Will You Overlook This? Joint Pain Solutions That No one Is Talking About!

JOINT INFLAMMATION is a very painful, with multiple sets of conditions (100), progressively leading to joint damage, deformity and loss of mobility. Swelling of extremity joints is the hallmark of the syndrome. Chronic pain, disability and death are unfortunate results.

Joint inflammation has an estimated prevalence of 1 to 2%. Prevalence increases with age, approaching 5% in women over age 55. The average annual incidence in the United States is about 70 per 100,000 annually. Rheumatoid arthritis occurs two to three times more in women than in men. Although rheumatoid arthritis may present at any age, patients most commonly are first affected in the third to sixth decades.

Joint inflammation, collectively affect nearly 46 million adults and 300,000 children in the U.S. It is not selective. The condition can happen to anyone. All arthritic conditions impact the musculoskeletal system and specifically the joints – where two or more bones meet.

Joint inflammation problems include:

  • pain
  • stiffness
  • damage to joint cartilage (the tough, smooth tissue that covers the ends of the bones, enabling them to glide against one another) and surrounding structures.

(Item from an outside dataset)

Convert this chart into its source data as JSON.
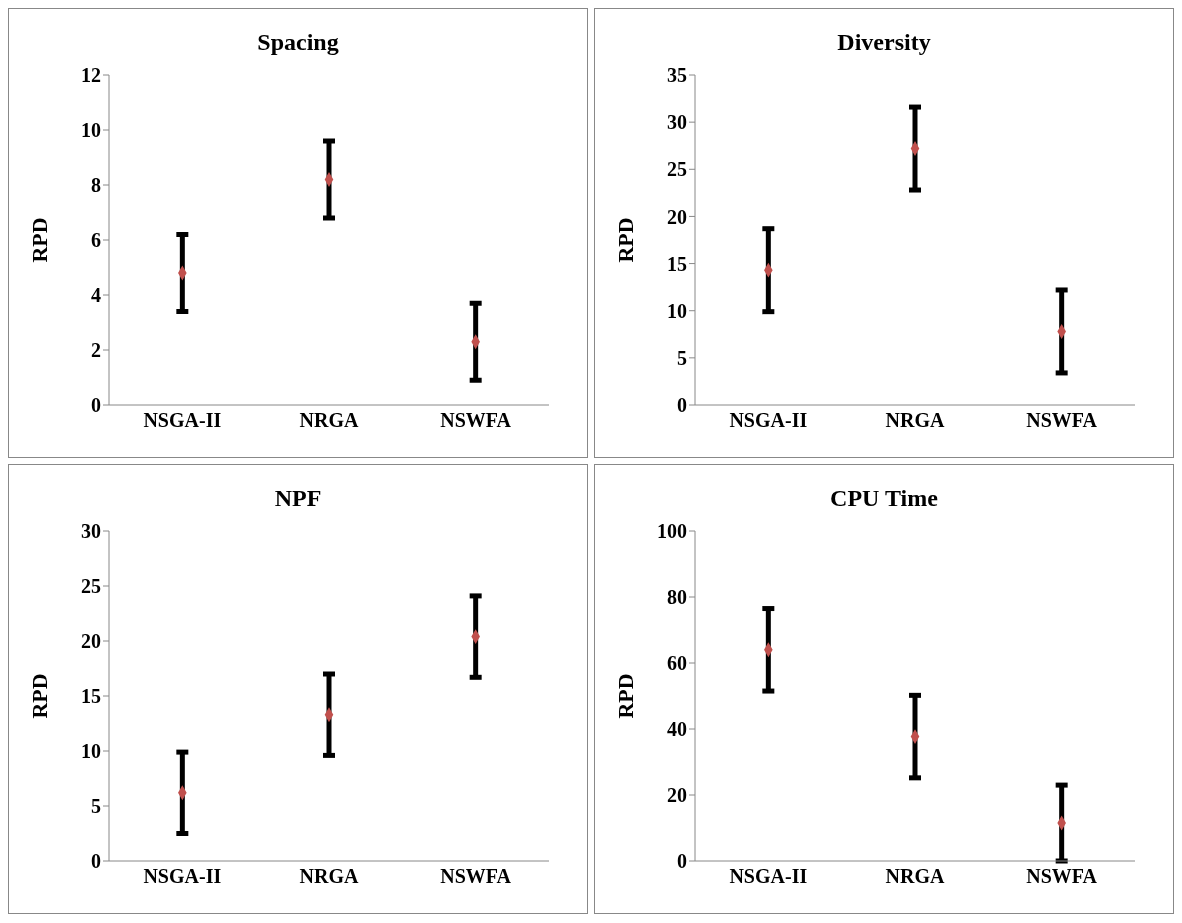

The blood has become obstructed by external cold or hot-damp or drying imbalancing influences. The condition includes:

  • cold or hot and painful joints
  • difficulty in flexing and extending the joints
  • aversion to cold or hot with attraction to the opposite condition
  • In some cases the limbs and joints will be aching, numb, painful
  • overall physical body feels heavy.
  • tongue is pale or the opposite

There are graduating arthritic conditions where the site of pain and deformity are more intense, with heat or cold predominating, however, the primary appraoch is to get the obstruction to move. This is done by changing the internal environment by opposing the wind-cold/hot-damp/dry and altering any external conditions contributing to the obstructions. Additional attention needs to be given to the general emotional state that may indirectly support the blockage.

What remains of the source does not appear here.